Die Time to Conversion ist eine mehrschichtige Kennzahl, die Aufschluss über die Effizienz von Marketing, Lead-Nurturing und Vertriebsprozessen gibt. Sie wird im CRM berechnet, indem das Datum der Konversion (z. B. Deal Closed Won) vom Datum der Lead-Erstellung abgezogen wird. Dabei müssen Unternehmen sorgfältig definieren, was als „erster Kontakt" gilt: den ersten Website-Besuch, die erste Formulareinreichung oder den ersten aktiven Outreach-Kontakt. Diese Definition ist entscheidend für die Vergleichbarkeit der Kennzahl über Zeit und zwischen Segmenten. Das Konzept der Customer Journey Length wurde durch das Modell des Buyer's Journey – Awareness, Consideration, Decision – von HubSpot's Marketing-Theoretikern strukturiert, das auf frühen Arbeiten von Elias St. Elmo Lewis (AIDA-Modell, 1898) und dem späteren Purchasing Funnel-Konzept aufbaut. Im modernen digitalen Umfeld haben McKinsey-Forscher in einer 2009 im McKinsey Quarterly veröffentlichten Analyse das klassische Trichtermodell durch den „Consumer Decision Journey"-Ansatz erweitert, der die zirkuläre Natur des Kaufentscheidungsprozesses betont – was die Messung der Time to Conversion methodisch komplexer, aber relevanter macht. Forrester Research, ein in Cambridge, Massachusetts ansässiges Marktforschungsinstitut, berichtete 2020, dass bis zu 80 Prozent der B2B-Buying-Journey selbstgesteuert stattfindet, bevor ein Prospect überhaupt mit einem Vertriebsmitarbeiter spricht – ein Befund mit direkten Implikationen für die Verlängerung der gemessenen Time to Conversion, wenn nur CRM-seitig erfasste Kontakte einbezogen werden. Marketing-Automation-Systeme können die Time to Conversion durch präzises Timing von Nurturing-Inhalten, progressive Profilerstellung und automatisierte Übergabe ans Sales-Team am richtigen Zeitpunkt im Entscheidungsprozess signifikant reduzieren.
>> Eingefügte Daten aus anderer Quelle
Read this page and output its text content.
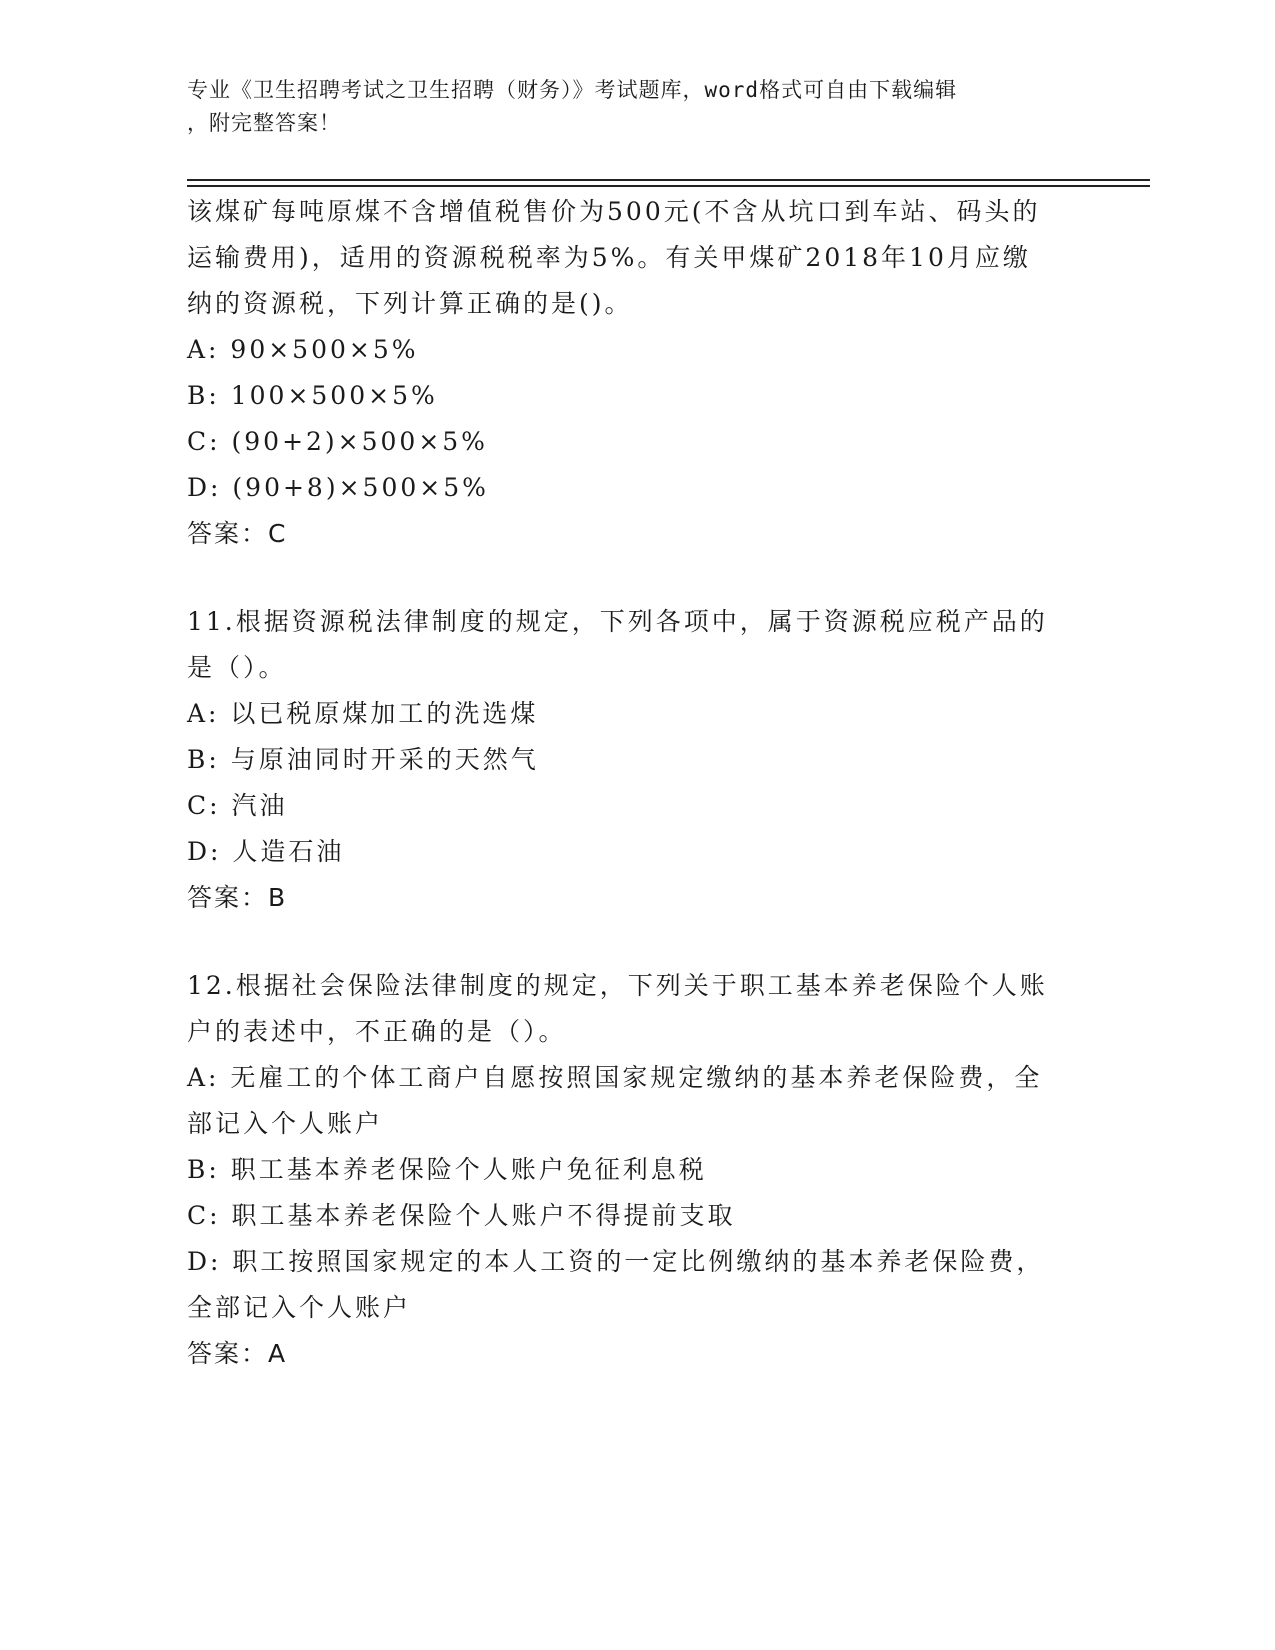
专业《卫生招聘考试之卫生招聘（财务）》考试题库，word格式可自由下载编辑
，附完整答案！

该煤矿每吨原煤不含增值税售价为500元(不含从坑口到车站、码头的

运输费用)，适用的资源税税率为5%。有关甲煤矿2018年10月应缴

纳的资源税，下列计算正确的是()。

A: 90×500×5%

B: 100×500×5%

C: (90+2)×500×5%

D: (90+8)×500×5%

答案：C

11.根据资源税法律制度的规定，下列各项中，属于资源税应税产品的

是（）。

A: 以已税原煤加工的洗选煤

B: 与原油同时开采的天然气

C: 汽油

D: 人造石油

答案：B

12.根据社会保险法律制度的规定，下列关于职工基本养老保险个人账

户的表述中，不正确的是（）。

A: 无雇工的个体工商户自愿按照国家规定缴纳的基本养老保险费，全

部记入个人账户

B: 职工基本养老保险个人账户免征利息税

C: 职工基本养老保险个人账户不得提前支取

D: 职工按照国家规定的本人工资的一定比例缴纳的基本养老保险费，

全部记入个人账户

答案：A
Einflussfaktoren auf die Time to Conversion

Optimierung der Time to Conversion

Praxistipp: Segmentieren Sie die Time to Conversion nach Lead-Quelle, Unternehmensgröße und Kanal und identifizieren Sie, welche Segmente überproportional lange brauchen. Setzen Sie an diesen Stellen gezielte Beschleuniger ein – z. B. ein personalisiertes Video, eine individuelle Demo-Einladung oder ein zeitlich begrenztes Angebot. Eine Reduktion der Time to Conversion um 20 Prozent entspricht bei gleichbleibender Lead-Menge einer effektiven Umsatzsteigerung ohne Mehrinvestition in die Lead-Generierung.